This has very little to do with Python 3.

5 comments

Archlinux defaults to python3 (the default python is just a symlink), and most of the things are pretty good, though there are plenty of python2 related problems, and problems because of the devs patching the upstream distro too much...

All in all it's quite okay, and definitely on the right path.
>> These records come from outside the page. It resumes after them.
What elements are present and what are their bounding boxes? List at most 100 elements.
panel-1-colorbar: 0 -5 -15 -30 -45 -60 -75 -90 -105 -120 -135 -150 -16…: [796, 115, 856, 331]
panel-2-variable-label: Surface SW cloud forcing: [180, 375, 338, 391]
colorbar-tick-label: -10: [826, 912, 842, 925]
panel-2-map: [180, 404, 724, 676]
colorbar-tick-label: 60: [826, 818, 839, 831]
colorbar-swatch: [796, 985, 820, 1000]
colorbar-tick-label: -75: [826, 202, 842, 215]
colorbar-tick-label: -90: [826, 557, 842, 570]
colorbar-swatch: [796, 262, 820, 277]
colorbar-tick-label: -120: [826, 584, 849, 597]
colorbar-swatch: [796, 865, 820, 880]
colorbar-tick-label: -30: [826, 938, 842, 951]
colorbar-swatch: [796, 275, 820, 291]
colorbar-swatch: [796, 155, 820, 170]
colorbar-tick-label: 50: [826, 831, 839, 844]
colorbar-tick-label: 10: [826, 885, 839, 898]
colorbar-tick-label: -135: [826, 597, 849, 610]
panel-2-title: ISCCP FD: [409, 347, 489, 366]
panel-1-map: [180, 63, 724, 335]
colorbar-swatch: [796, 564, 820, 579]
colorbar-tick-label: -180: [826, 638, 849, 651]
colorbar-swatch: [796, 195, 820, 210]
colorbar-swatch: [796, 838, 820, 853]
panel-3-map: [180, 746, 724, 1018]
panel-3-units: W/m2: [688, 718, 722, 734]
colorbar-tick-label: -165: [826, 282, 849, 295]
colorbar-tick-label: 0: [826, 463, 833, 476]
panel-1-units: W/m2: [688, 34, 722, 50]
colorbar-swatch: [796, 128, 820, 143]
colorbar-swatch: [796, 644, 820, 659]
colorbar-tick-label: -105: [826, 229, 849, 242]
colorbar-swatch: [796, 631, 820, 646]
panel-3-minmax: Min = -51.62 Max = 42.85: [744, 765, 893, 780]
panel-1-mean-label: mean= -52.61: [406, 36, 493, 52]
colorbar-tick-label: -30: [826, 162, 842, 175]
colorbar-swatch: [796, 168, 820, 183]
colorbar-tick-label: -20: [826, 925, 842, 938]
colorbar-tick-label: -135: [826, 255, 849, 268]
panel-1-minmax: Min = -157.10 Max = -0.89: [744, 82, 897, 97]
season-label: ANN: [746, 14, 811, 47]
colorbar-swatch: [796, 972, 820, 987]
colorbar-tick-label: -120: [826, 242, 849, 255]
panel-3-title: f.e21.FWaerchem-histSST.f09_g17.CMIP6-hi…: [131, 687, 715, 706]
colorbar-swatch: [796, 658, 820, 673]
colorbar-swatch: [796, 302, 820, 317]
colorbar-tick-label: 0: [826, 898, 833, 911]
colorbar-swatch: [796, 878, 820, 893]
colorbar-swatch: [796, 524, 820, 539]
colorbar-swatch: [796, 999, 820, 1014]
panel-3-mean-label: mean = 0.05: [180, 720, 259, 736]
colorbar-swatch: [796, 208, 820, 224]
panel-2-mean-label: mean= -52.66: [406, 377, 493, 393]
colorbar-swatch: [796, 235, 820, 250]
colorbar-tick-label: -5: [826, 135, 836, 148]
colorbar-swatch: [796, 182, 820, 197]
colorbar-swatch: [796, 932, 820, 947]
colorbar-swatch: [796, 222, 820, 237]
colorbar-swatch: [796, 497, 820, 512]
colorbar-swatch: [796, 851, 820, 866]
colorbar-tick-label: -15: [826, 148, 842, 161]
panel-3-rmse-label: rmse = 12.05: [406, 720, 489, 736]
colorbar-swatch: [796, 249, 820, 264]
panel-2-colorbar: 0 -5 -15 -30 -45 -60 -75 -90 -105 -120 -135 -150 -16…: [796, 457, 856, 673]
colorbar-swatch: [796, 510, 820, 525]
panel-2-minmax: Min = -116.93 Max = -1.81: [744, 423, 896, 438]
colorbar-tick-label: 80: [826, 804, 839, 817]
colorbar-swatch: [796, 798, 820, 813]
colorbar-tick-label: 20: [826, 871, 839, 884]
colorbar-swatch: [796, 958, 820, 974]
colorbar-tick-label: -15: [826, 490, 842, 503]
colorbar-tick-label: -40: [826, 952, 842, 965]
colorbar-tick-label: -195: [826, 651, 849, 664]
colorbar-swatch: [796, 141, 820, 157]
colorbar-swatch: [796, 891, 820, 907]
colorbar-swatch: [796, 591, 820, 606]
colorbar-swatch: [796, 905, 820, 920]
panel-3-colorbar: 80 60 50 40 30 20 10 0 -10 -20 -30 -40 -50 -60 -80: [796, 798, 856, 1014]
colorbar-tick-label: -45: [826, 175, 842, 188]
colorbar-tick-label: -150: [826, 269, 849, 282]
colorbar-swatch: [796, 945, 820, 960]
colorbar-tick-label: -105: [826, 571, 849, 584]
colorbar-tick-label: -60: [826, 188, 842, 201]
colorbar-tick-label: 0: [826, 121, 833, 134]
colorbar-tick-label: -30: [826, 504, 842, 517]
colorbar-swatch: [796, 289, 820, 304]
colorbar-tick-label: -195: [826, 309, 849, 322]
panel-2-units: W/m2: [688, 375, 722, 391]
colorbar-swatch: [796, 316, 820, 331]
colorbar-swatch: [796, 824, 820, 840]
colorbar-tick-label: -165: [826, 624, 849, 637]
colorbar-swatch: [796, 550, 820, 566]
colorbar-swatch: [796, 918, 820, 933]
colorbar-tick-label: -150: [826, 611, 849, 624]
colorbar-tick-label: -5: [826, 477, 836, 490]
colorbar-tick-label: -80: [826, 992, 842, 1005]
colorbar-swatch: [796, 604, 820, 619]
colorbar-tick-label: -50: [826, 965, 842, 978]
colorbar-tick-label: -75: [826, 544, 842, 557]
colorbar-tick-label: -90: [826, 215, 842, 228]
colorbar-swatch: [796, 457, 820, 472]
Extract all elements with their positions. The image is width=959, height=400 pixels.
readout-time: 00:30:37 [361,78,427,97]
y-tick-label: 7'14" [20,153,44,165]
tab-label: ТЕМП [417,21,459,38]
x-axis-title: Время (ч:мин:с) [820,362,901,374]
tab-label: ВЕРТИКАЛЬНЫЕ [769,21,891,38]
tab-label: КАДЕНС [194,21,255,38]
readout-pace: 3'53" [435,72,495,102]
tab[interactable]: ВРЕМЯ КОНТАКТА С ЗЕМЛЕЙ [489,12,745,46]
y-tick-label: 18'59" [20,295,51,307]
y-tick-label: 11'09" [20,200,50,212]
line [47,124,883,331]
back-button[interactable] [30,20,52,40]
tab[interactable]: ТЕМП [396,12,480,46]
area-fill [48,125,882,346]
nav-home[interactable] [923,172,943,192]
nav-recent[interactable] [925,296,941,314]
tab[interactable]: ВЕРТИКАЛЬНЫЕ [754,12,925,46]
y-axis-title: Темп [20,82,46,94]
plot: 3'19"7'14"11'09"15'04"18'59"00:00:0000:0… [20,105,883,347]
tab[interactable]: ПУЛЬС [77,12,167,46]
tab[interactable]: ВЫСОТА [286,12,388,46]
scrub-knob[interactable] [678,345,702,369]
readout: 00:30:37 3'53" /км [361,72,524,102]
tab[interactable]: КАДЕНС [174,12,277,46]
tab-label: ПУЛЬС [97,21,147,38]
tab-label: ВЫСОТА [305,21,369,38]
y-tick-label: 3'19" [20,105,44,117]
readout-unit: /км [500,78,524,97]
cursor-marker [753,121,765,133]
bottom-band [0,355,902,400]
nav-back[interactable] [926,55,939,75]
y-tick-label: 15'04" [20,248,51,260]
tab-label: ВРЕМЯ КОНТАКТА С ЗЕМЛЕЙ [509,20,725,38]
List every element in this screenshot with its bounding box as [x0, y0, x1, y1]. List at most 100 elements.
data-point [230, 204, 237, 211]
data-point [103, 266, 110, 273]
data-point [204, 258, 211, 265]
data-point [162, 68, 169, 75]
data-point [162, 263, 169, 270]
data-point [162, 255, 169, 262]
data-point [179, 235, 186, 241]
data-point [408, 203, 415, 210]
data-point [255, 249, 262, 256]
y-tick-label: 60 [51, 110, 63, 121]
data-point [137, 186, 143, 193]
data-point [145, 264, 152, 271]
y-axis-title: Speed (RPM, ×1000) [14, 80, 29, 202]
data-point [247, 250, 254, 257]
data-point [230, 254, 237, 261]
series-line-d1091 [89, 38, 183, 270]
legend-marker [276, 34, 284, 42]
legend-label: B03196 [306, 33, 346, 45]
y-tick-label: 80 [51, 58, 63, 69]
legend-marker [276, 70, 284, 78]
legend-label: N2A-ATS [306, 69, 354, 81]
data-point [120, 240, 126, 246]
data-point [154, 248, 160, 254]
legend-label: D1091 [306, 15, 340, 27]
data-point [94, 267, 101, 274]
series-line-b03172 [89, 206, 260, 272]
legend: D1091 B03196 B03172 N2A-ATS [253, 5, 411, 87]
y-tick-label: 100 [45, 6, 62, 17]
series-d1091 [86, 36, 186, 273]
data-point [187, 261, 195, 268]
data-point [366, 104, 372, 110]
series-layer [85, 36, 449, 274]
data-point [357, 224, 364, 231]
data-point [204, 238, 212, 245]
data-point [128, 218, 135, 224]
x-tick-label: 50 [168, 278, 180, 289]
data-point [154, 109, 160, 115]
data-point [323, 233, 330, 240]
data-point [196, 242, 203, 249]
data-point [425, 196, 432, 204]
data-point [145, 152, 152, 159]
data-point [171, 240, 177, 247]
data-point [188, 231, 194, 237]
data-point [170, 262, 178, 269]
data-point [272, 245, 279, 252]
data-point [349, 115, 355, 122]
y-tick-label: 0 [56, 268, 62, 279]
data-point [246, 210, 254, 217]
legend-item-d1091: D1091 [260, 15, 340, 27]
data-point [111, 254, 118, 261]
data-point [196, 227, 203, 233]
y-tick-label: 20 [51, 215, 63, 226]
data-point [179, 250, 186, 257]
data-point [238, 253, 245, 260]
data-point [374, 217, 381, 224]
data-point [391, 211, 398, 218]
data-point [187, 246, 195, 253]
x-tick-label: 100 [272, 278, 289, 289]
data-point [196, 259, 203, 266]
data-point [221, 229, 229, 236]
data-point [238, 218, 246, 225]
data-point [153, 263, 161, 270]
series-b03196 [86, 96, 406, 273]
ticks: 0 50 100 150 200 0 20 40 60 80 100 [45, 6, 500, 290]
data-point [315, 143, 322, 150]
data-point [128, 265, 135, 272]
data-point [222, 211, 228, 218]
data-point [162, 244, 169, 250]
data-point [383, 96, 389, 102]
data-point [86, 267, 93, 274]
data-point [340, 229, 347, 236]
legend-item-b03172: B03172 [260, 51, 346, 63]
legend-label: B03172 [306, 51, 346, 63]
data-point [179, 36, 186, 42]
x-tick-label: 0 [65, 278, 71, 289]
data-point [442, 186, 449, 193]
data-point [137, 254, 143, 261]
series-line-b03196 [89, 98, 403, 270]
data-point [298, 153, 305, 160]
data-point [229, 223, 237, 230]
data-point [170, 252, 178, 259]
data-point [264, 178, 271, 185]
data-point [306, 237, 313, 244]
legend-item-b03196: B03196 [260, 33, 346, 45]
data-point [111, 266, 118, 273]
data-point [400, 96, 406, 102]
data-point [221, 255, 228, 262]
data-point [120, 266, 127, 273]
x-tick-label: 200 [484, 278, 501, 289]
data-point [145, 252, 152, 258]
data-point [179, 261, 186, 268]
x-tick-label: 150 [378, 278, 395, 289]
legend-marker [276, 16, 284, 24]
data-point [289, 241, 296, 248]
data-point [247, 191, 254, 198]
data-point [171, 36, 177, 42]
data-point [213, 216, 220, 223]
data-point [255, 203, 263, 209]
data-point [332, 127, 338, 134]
Ubuntu is one the most deployed server distributions of linux, and one of the most battle tested. While this post isn't meant to criticize python 3 (I think the language is perfectly fine as is), it's meant to criticize the ecosystem, where one of the most deployed distributions doesn't work.
Yes, but Debian is also very widely deployed and doesn't ship with a broken Python 3 package. I'm just pointing out that your issue is specifically related to Ubuntu. You'd be better off calling your article: Ubuntu is Not A Suitable Platform for Python 3 Development, or something along those lines.
Actually, this exact issue was also an issue in Debian. The bug reports can be found further down in an answer to the same stackoverflow question. It may now be fixed, I'm not sure.
The issue linked was against jessie/sid. Debian users expect broken things outside of stable.

The Ubuntu release in question was the LTS Ubuntu.

CentOS is arguably the most deployed server distribution of Linux, and it (RH) ships a perfectly fine python3 via SCL.

Ubuntu is a snapshot of Debian unstable, and it's not surprising that shipping cutting edge packages results in a few that are broken.

>This has very little to do with Python 3.

Which is the point of the article and P3's biggest problem: All the things surrounding it.

The people behind Python seems desperate to push everybody to Python 3, mostly by telling people how much better Python 3 is than Python 2. But the thing is, that doesn't matter when the environment surrounding Python 3 is considerably worse than for Python 2.

If you ask me to switch OSes in order to do something, there has to be a very strong value proposition to get me to risk the time.
Using Anaconda solved all this for me.